Publication Date

Spring 2018

Committee Members

Frank Sleegers - Chair Michael Davidsohn - Member

Abstract

Hazardous pollutants that exist in contaminated soils represent a threat to human, animal, and environmental health if left unmanaged. Phytoremediation in the U.S. was generally named and formally established in the 1980s and applied as an alternative method using plants to cleanse contaminated soils on site in a more economically and environmentally friendly way than removing contaminated soils off site. High expectations and mixed performances with failures outnumbering successes led to a crash of phytoremediation with a decline in environmental research funding by the early 2000s. “Phyto”, a book by landscape architects Kennen and Kirkwood (2015) recently reintroduces the subject with a more approachable set of planning, engineering and design tools. One commonly occurring site with a history of perpetuating contaminated land is the abandoned gas station. Abandoned gas stations are highly visible in the landscape and if soils are contaminated then remediation costs can hinder redevelopment. The focus of this project is the redesign of abandoned gas stations through phytotechnologies by applying and expanding Kennen and Kirkwood’s (2015) framework.

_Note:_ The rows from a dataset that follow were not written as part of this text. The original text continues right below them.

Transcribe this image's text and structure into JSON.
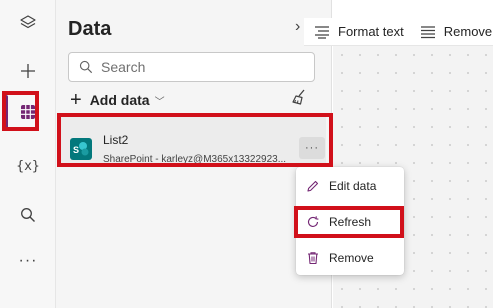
{
  "rail": {
    "items": [
      {
        "icon": "layers-icon"
      },
      {
        "icon": "plus-icon"
      },
      {
        "icon": "data-grid-icon",
        "active": true
      },
      {
        "icon": "variables-icon",
        "label": "{x}"
      },
      {
        "icon": "search-icon"
      },
      {
        "icon": "more-icon",
        "label": "···"
      }
    ]
  },
  "pane": {
    "title": "Data",
    "collapse_glyph": "›",
    "search": {
      "placeholder": "Search"
    },
    "add_data_label": "Add data",
    "list": {
      "name": "List2",
      "subtitle": "SharePoint - karleyz@M365x13322923..."
    }
  },
  "toolbar": {
    "format_text": "Format text",
    "remove": "Remove"
  },
  "context_menu": {
    "items": [
      {
        "label": "Edit data",
        "icon": "pencil-icon"
      },
      {
        "label": "Refresh",
        "icon": "refresh-icon"
      },
      {
        "label": "Remove",
        "icon": "trash-icon"
      }
    ]
  },
  "colors": {
    "accent": "#742774",
    "highlight_box": "#d1101a",
    "sharepoint": "#03787c"
  }
}
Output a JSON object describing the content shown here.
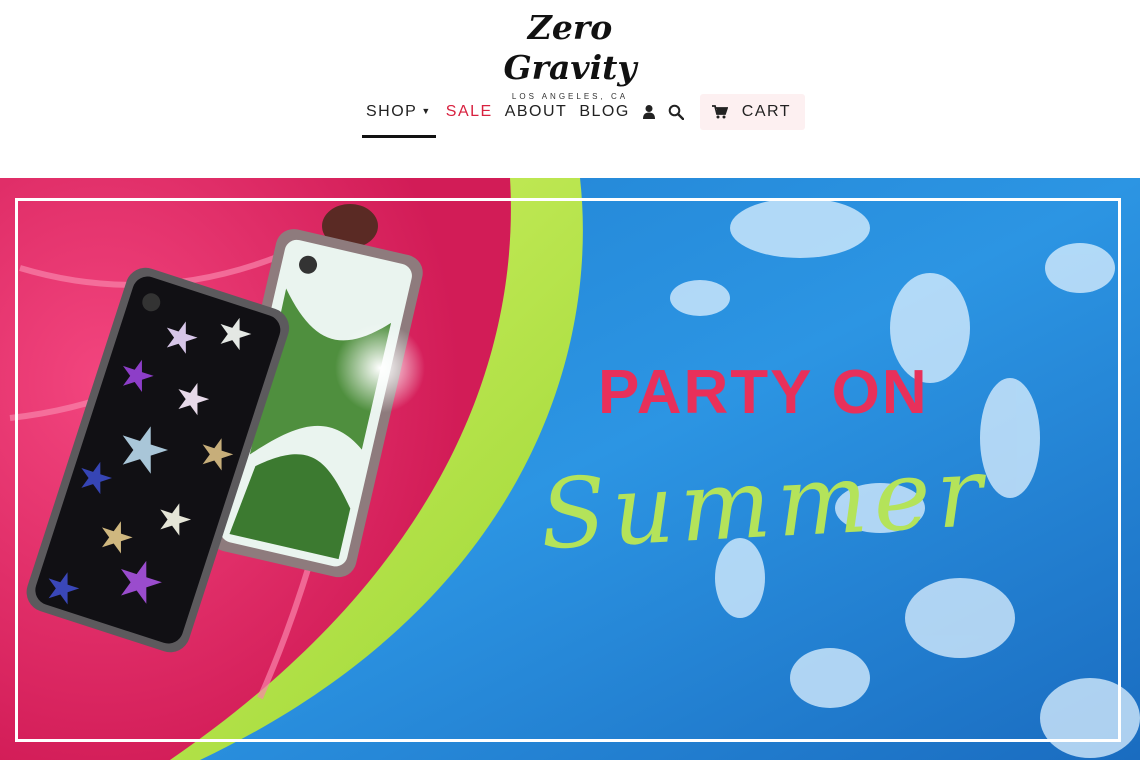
{
  "brand": {
    "name": "Zero Gravity",
    "location": "LOS ANGELES, CA"
  },
  "nav": {
    "shop": "SHOP",
    "sale": "SALE",
    "about": "ABOUT",
    "blog": "BLOG",
    "account_icon": "user-icon",
    "search_icon": "search-icon",
    "cart_icon": "cart-icon",
    "cart": "CART",
    "sale_color": "#d8213f"
  },
  "hero": {
    "headline": "PARTY ON",
    "subline": "Summer",
    "headline_color": "#e8305a",
    "subline_color": "#b4e35a"
  }
}
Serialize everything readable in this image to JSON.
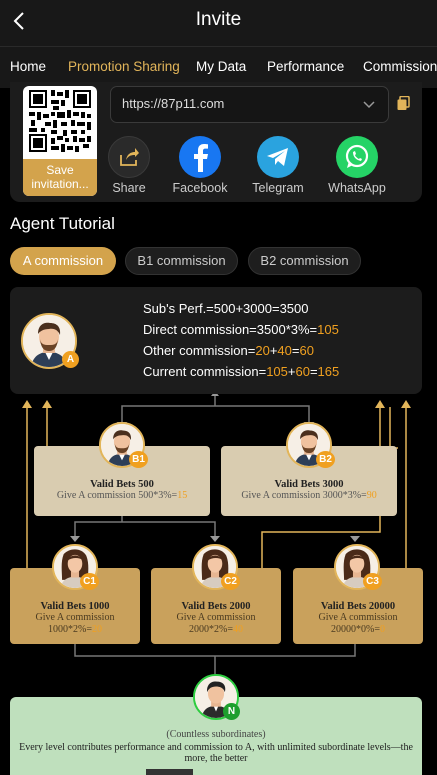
{
  "header": {
    "title": "Invite"
  },
  "tabs": [
    {
      "label": "Home",
      "active": false
    },
    {
      "label": "Promotion Sharing",
      "active": true
    },
    {
      "label": "My Data",
      "active": false
    },
    {
      "label": "Performance",
      "active": false
    },
    {
      "label": "Commission",
      "active": false
    }
  ],
  "share": {
    "save_label": "Save invitation...",
    "url": "https://87p11.com",
    "items": [
      {
        "label": "Share",
        "icon": "share-icon"
      },
      {
        "label": "Facebook",
        "icon": "facebook-icon"
      },
      {
        "label": "Telegram",
        "icon": "telegram-icon"
      },
      {
        "label": "WhatsApp",
        "icon": "whatsapp-icon"
      }
    ]
  },
  "tutorial": {
    "title": "Agent Tutorial",
    "pills": [
      {
        "label": "A commission",
        "active": true
      },
      {
        "label": "B1 commission",
        "active": false
      },
      {
        "label": "B2 commission",
        "active": false
      }
    ],
    "formula": {
      "line1": "Sub's Perf.=500+3000=3500",
      "line2_prefix": "Direct commission=3500*3%=",
      "line2_value": "105",
      "line3_prefix": "Other commission=",
      "line3_a": "20",
      "line3_plus1": "+",
      "line3_b": "40",
      "line3_eq": "=",
      "line3_total": "60",
      "line4_prefix": "Current commission=",
      "line4_a": "105",
      "line4_plus": "+",
      "line4_b": "60",
      "line4_eq": "=",
      "line4_total": "165"
    },
    "badges": {
      "a": "A",
      "b1": "B1",
      "b2": "B2",
      "c1": "C1",
      "c2": "C2",
      "c3": "C3",
      "n": "N"
    },
    "b_level": [
      {
        "title": "Valid Bets 500",
        "sub_prefix": "Give A commission 500*3%=",
        "sub_value": "15"
      },
      {
        "title": "Valid Bets 3000",
        "sub_prefix": "Give A commission 3000*3%=",
        "sub_value": "90"
      }
    ],
    "c_level": [
      {
        "title": "Valid Bets 1000",
        "sub1": "Give A commission",
        "sub2_prefix": "1000*2%=",
        "sub2_value": "20"
      },
      {
        "title": "Valid Bets 2000",
        "sub1": "Give A commission",
        "sub2_prefix": "2000*2%=",
        "sub2_value": "40"
      },
      {
        "title": "Valid Bets 20000",
        "sub1": "Give A commission",
        "sub2_prefix": "20000*0%=",
        "sub2_value": "0"
      }
    ],
    "bottom": {
      "sub": "(Countless subordinates)",
      "desc": "Every level contributes performance and commission to A, with unlimited subordinate levels—the more, the better"
    }
  },
  "colors": {
    "accent": "#d3a34c",
    "gold_text": "#f0a020",
    "orange_arrow": "#f0a020",
    "green_card": "#bfe0bd"
  }
}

Phytotechnology as a means for remediating small sites polluted with organic chemicals is a step in promoting this technology and proving its worth for other, larger and more complicated brownfield. While this study explores one possibility of redesigning an abandoned gas station on a highway corridor in Hadley, Massachusetts (USA) it is necessary to expand design possibilities on other abandoned gas stations with different contexts and conditions. The results should also be extended to gas stations in operation to apply phytotechnologies as a preventive method. This design study is relevant for the profession of landscape architecture because it merges design aesthetics with science-related technologies. There are still aspects that have been overlooked or need more exploration: process-oriented strategies especially public participation. Implementing and promoting this type of remediation will require community support and involvement, of which can be directed and associated with an experiential transformation of such abandoned and contaminated sites. These findings may be accompanied within a regional process of identifying and networking potential sites while considering them within an established city greenspace or greenway plan.